Art, violence, and werewolves. Welcome to the world of this Parisian painter.
In the New York party world, Monday night is a dark horse. It can either be sleepy and silent, or - like it was three days ago - completely mad.
That's due in part to artist Nicolas Pol and his curator Vladimir Roitfeld, whose new art exhibit drew Jean Paul Gaultier, Erin Wasson, and both Olsens into a former meat factory to see Nicolas' new paintings and sculptures, imported from Paris for the first time.
We sat down with the young painter to discuss his first exhibition in the States.
There's this assumption in New York that if you're young, cool, and Parisian, you must already be friends.

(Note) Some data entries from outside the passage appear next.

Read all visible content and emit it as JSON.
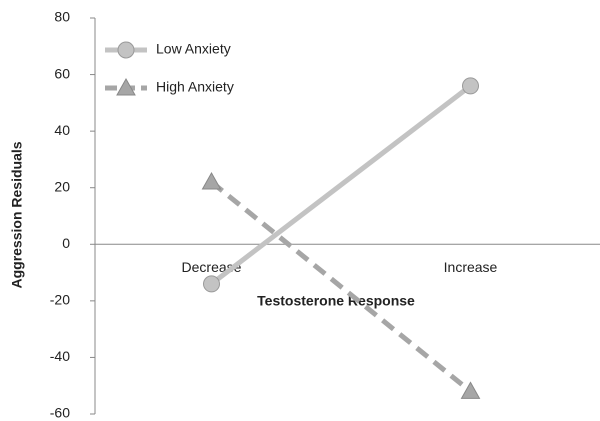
{
  "chart_data": {
    "type": "line",
    "xlabel": "Testosterone Response",
    "ylabel": "Aggression Residuals",
    "categories": [
      "Decrease",
      "Increase"
    ],
    "series": [
      {
        "name": "Low Anxiety",
        "color": "#c3c3c3",
        "marker": "circle",
        "dashed": false,
        "values": [
          -14,
          56
        ]
      },
      {
        "name": "High Anxiety",
        "color": "#a6a6a6",
        "marker": "triangle",
        "dashed": true,
        "values": [
          22,
          -52
        ]
      }
    ],
    "ylim": [
      -60,
      80
    ],
    "yticks": [
      -60,
      -40,
      -20,
      0,
      20,
      40,
      60,
      80
    ],
    "legend": "upper left",
    "grid": false
  }
}
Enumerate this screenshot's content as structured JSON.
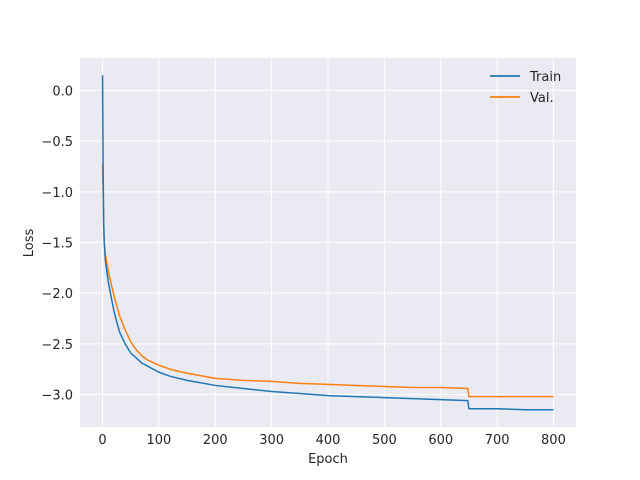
{
  "chart_data": {
    "type": "line",
    "xlabel": "Epoch",
    "ylabel": "Loss",
    "xlim": [
      -40,
      840
    ],
    "ylim": [
      -3.32,
      0.32
    ],
    "xticks": [
      0,
      100,
      200,
      300,
      400,
      500,
      600,
      700,
      800
    ],
    "yticks": [
      0.0,
      -0.5,
      -1.0,
      -1.5,
      -2.0,
      -2.5,
      -3.0
    ],
    "ytick_labels": [
      "0.0",
      "−0.5",
      "−1.0",
      "−1.5",
      "−2.0",
      "−2.5",
      "−3.0"
    ],
    "grid": true,
    "legend_position": "top-right",
    "series": [
      {
        "name": "Train",
        "color": "#1f77b4",
        "x": [
          0,
          1,
          2,
          3,
          5,
          8,
          10,
          15,
          20,
          25,
          30,
          40,
          50,
          60,
          70,
          80,
          100,
          120,
          150,
          200,
          250,
          300,
          350,
          400,
          450,
          500,
          550,
          600,
          648,
          650,
          700,
          750,
          800
        ],
        "y": [
          0.15,
          -0.75,
          -1.3,
          -1.5,
          -1.68,
          -1.8,
          -1.88,
          -2.03,
          -2.17,
          -2.28,
          -2.38,
          -2.5,
          -2.59,
          -2.64,
          -2.69,
          -2.72,
          -2.78,
          -2.82,
          -2.86,
          -2.91,
          -2.94,
          -2.97,
          -2.99,
          -3.01,
          -3.02,
          -3.03,
          -3.04,
          -3.05,
          -3.06,
          -3.14,
          -3.14,
          -3.15,
          -3.15
        ]
      },
      {
        "name": "Val.",
        "color": "#ff7f0e",
        "x": [
          0,
          1,
          2,
          3,
          5,
          8,
          10,
          15,
          20,
          25,
          30,
          40,
          50,
          60,
          70,
          80,
          100,
          120,
          150,
          200,
          250,
          300,
          350,
          400,
          450,
          500,
          550,
          600,
          648,
          650,
          700,
          750,
          800
        ],
        "y": [
          -0.73,
          -1.0,
          -1.35,
          -1.5,
          -1.62,
          -1.72,
          -1.78,
          -1.9,
          -2.02,
          -2.12,
          -2.22,
          -2.36,
          -2.48,
          -2.56,
          -2.62,
          -2.66,
          -2.71,
          -2.75,
          -2.79,
          -2.84,
          -2.86,
          -2.87,
          -2.89,
          -2.9,
          -2.91,
          -2.92,
          -2.93,
          -2.93,
          -2.94,
          -3.02,
          -3.02,
          -3.02,
          -3.02
        ]
      }
    ]
  }
}
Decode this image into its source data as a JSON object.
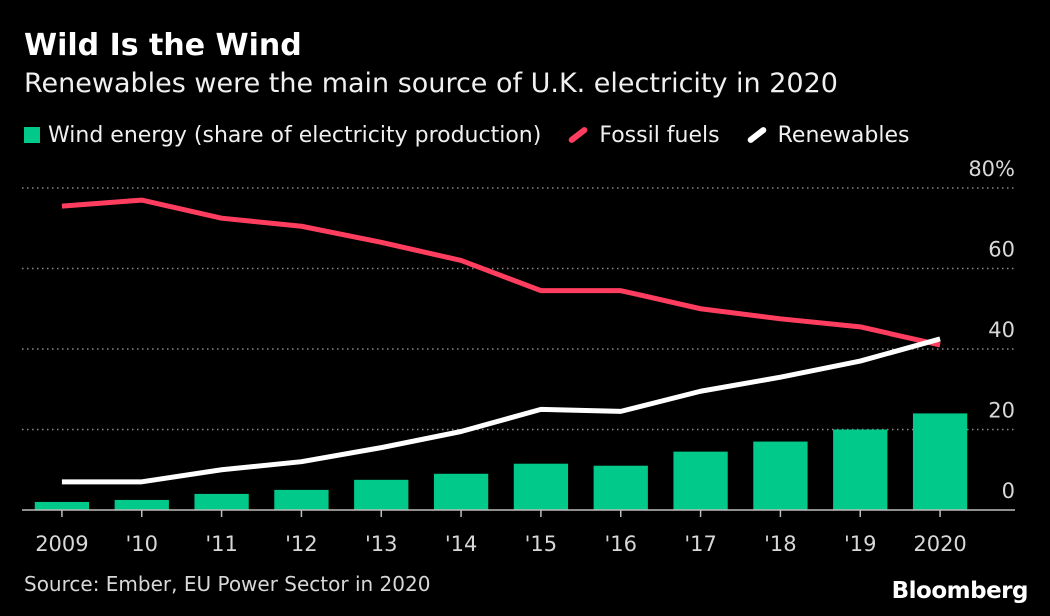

Have you known each other for a long time?
Vladimir: Not at all. I met Nicolas six or seven months ago in Paris. A very good friend of mine is a big art collector; she knew the work I’d been drawn to in the past, and she said, “You’ve got to see this person, his work connects with what you’ve already been collecting.” I’d never seen his work before that, it was a beautiful new sight.
So you didn't meet at art school?
Nicolas: No, it was just me at art school. At the end of college, we had the option of going into a special school for aesthetics. So I had a professor, Alain Declerck... He was a very violent and extreme painter but he didn’t view an artistic shock as a negative thing, and for me, it was a very productive thing to learn, that you could be violent and shock people in your art, and make that into a positive thing. It helped evolve my practical artistic vision and also helped develop my resistance as an artist to fatigue or to fear. It was very important.
But you wanted to be an artist before that. Yes, always, since I was very little – but those theories didn’t come until I was adult enough to handle them.
I read that you incorporate science in your work? No, that’s not true! People are starting to say it, but it’s null. It’s actually more about a new way of thinking about mathematics in how it relates to art, but you know what? I don’t like science but I do like science fiction! I like it a lot and I think you can see it in my work. Aliens, space ships, space, the moon, but the way I see it, the constellations and the light, I consider it part of what we already know as people – even though it’s seen as advanced, I think ultimately it’s always been part of human consciousness.
Your canvases are massive. How long does it take you to finish something? That depends. There are paintings that I can do very quickly and I don’t move until they’re done – like twelve hours and it’s done. And then sometimes it’s much longer. It depends on so many things.
There's a lot of text in your work, too. Why is it in English instead of French? I guess it could be in French, it wouldn’t actually matter. But you’re right it is in English. I think because it’s a patois. What I mean is, you would see it as English because you speak English, but those words also exist as slang in France, as English words. So in Paris, they make just as much sense. And I love patois because they let you have complete freedom with language, and as for English – I don’t know, it’s more immediate and certainly more cinematic. But I think they can exist in the same space, the French and the English.
How do you think the New York art kids will react to your work? For the moment, I am very curious to find out! It’s the first time anyone here has seen an exhibition of mine.
Vampires or Werewolves?
Vlad: Vampires!
Nicolas: No! Werewolves. Vlad will say vampires but he has to, he basically is a vampire. I’m all for the werewolf.
--FARAN KRENTCIL
See Nicholas' first American exhibit, The Artist Maw, at 80 Essex Street in New York City until December 10.
This story was published on November 11, 2009.